Described by the award administrators as “part novella, part polyphonic fable, part essay on grief”, the debut tells of how the death of a mother affects her two young sons and their father, a Ted Hughes scholar. As they face the blackest moment of their grief, they are visited by Hughes’s creation Crow, who helps them heal.
Shortlisted for the Guardian first book award last year, the book was named winner of the Dylan Thomas prize on Saturday afternoon at Swansea University, on International Dylan Day. The prize is for the best work of English-language literary fiction – poetry, drama or prose – by a writer of 39 or under, marking Thomas’s own death shortly after his 39th birthday.
Two poetry collections were shortlisted for this year’s prize – Andrew McMillan’s Guardian first book award-winning Physical and Frances Leviston’s Disinformation. They were joined by Claire-Louise Bennett’s short-story collection Pond, and two novels: Sunjeev Sahota’s Booker-shortlisted The Year of the Runaways, and Tania James’s The Tusk That Did the Damage.

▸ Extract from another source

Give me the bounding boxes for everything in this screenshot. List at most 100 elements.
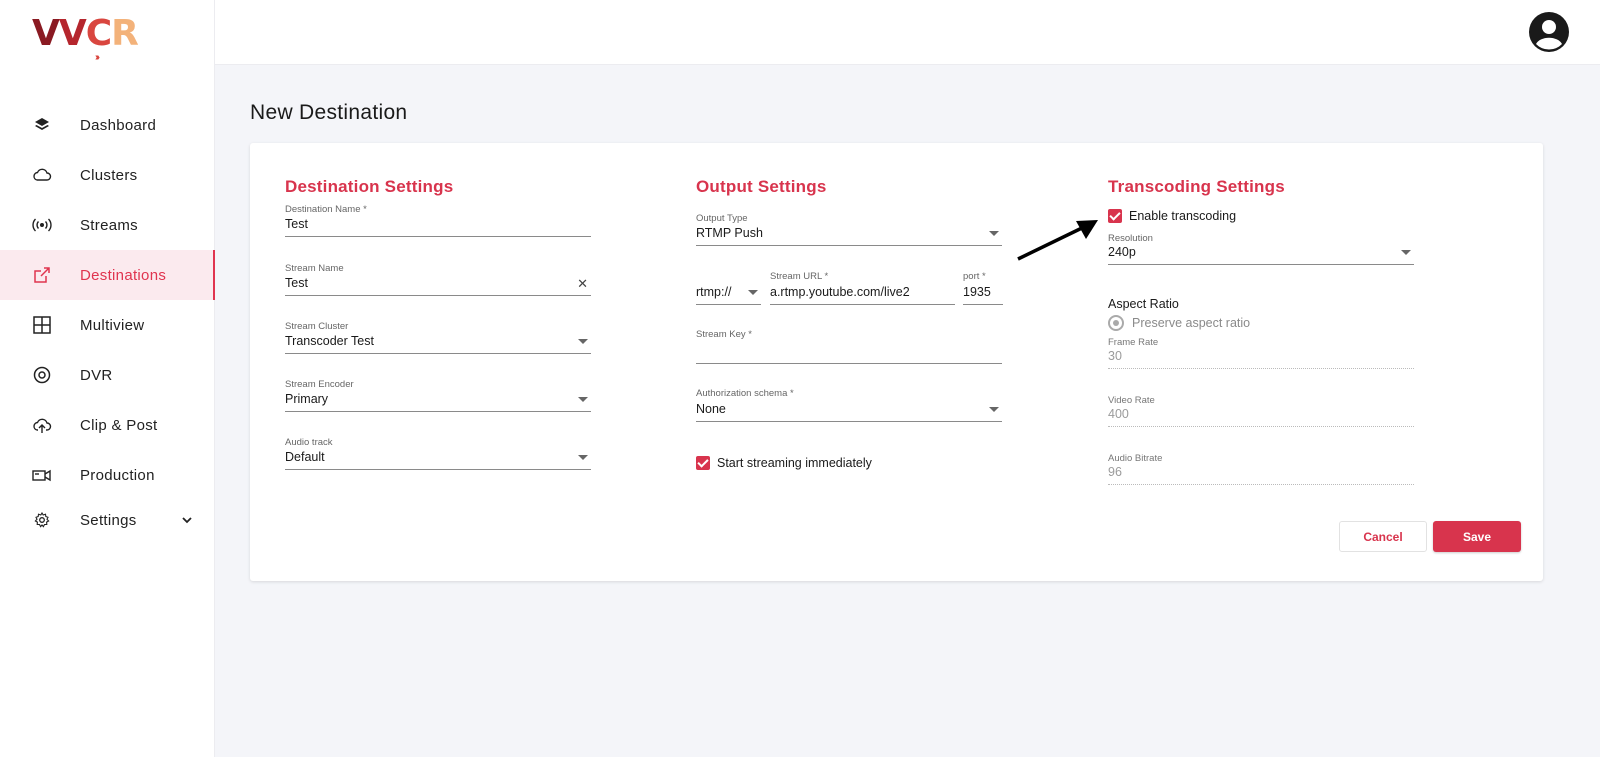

Chair of judges Professor Dai Smith, from Swansea University, said that he and his fellow judges had agreed that Porter’s contender Grief Is the Thing with Feathers “did something unique, something none of us had ever read before … It fits in so much with the echo of Dylan Thomas, who moved so effortlessly between prose, poetry, gothic surrealism and black comedy. And there it was, bounding out of this little volume,” said Smith. “I picked it up without great expectations – what is it? a prose poem? a novella? But it’s a hybrid, as Max himself has said, and that means it is like nothing else.”
The book, said Smith, “takes the common place of grief, the pall of death, the loss of loved ones, the things that we will all experience and transforms the ordinary through an extraordinary feat of imaginative prose, but prose that slips into poetry and out again”. Porter has said that what happens to the boys in the book was based on his own experience of his father dying when he was six.
Smith also praised the way that Porter, who won young bookseller of the year in 2009 before becoming an editor at Granta Books, uses the archetypal figure of Hughes’s Crow, calling it “both astonishing and beguiling”. The book is “funny [and] deeply moving”, said the professor, and Porter has “a dazzling career” ahead of him.
This is the 10th year of the award, which has been won in the past by Joshua Ferris, Maggie Shipstead and Nam Le. This year’s judging panel also included the authors Sarah Hall, Owen Sheers and Kamila Shamsie, poet Kurt Heinzelman and theatre director Phyllida Lloyd.